Wednesday, May 25, 2011

Dynamically Restrict Access to Asterisk SIP 5060 using iptables

We have an asterisk deployment where we have users who work from home so their phones need to be able to connect to asterisk remotely.  In order to limit the number of security threats to our system we lock it down by using the permit and deny settings of SIP Peers to make sure that only those users can get in.

In order to do this for external users we originally allowed every IP to connect, simply relying on using very strong random passwords (40+ character random passwords, unique per extension), and fail2ban to block repeated attempts.  This has been working for us for the last year and a half but I decided to take our security one step further and lock it down to the exact IP of the phone.

We use Aastra 6731i and 6757i devices which have the ability to grab a URL when they boot up, the startup event.  In the aastra.cfg you would have this line:
action uri startup: http://asteriskpbx/aastraphone.php?action=register&ext=$$SIPUSERNAME$$

This tells the phone to grab aastraphone.php at startup.  We use this to keep track of phones, so I decided I would use it to add an addtional layer of IP security to our system.

First, you need to have access to iptables from your web server (or you can pass commands another way, this is a quick and dirty method).

Install & Configure Sudo
apt-get install sudo
add the following lines to /etc/sudoers
#give access to iptables
Cmnd_Alias IPT=/sbin/iptables

#give access to iptables to the account apache is running under, for me www-data
# User privilege specification
www-data ALL=NOPASSWD: IPT

Build aastraphone.php
This will insert an allow rule for the given IP at the top of the input chain.  It will not be removed automatically, so you should probably use some mechanism for going through and cleaning up these entries.  A quick and dirty method would be to put the allow rules in a chain and then flush the chain nightly.  The next time the phone polls the web page it would then be re-authorized for access.  Not a great solution, but for 9-5 shops it would work great at midnight.  A more elegant solution would be to track them in a database and check the database every once in a while for IP's that need to be removed.  

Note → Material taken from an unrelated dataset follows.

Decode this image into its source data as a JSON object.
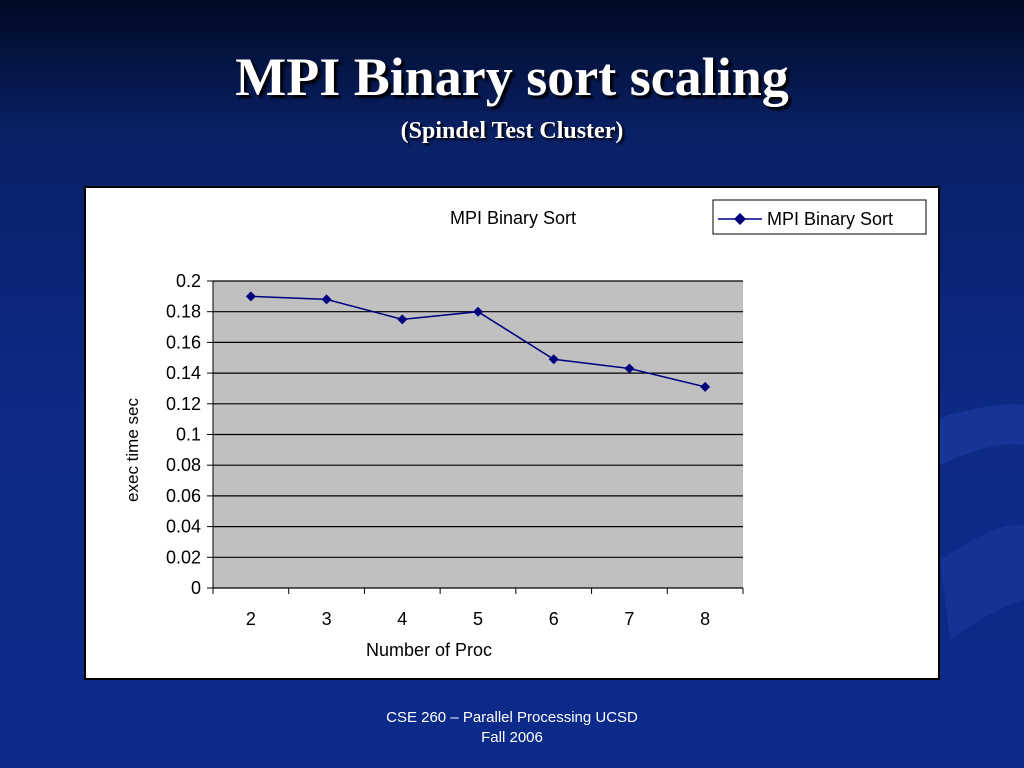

Additionally, the realtime version of this is able to check and see if an IP is supposed to be allowed to connect in from the outside world, this solution does not do that it assumes that if the phone knows how to get to the aastraphone.php file that it is allowed to connect externally.  Because of this it is important to have configured the permit and deny options in sip.conf to prevent peers from being used externally if they shouldn't.

aastraphone.php:
$ext = $_REQUEST['ext'];
if($ext > 0 && is_numeric($ext)){
system("sudo /sbin/iptables -I INPUT 1 -s {$_SERVER['REMOTE_ADDR']} -p udp --dport 5060 -j ACCEPT");
}


Configure IPTables Default Rules
Your system will need to be configured to allow internal hosts to connect, and reject external hosts to connect to your SIP port by default.  Using the following commands should handle this for you.  Using the related/established rule is important so that your communication with your SIP providers stays fully functional.
#by default block all access from the outside work to your asterisk system
iptables -A INPUT -s 0.0.0.0/0.0.0.0 -d 0.0.0.0/0.0.0.0 -m state --state INVALID -j DROP
iptables -A INPUT -m state --state ESTABLISHED,RELATED -j ACCEPT
iptables -I INPUT -p udp --dport 5060 -s 192.168.0.0/16 -j ACCEPT #allow all 192.168.x.x hosts to connect
iptables -I INPUT -p udp --dport 5060 -j DROP #block all others that don't match a rule.  Alternatively you could use the default policy for input drop.
iptables -I INPUT -p tcp --dport 80 -j ACCEPT #allow web traffic for the aastraphone.php file to function


Notes
This solution assumes you leave the web server open to the world, as the phones will need to be able to get to that to gain access to SIP/5060.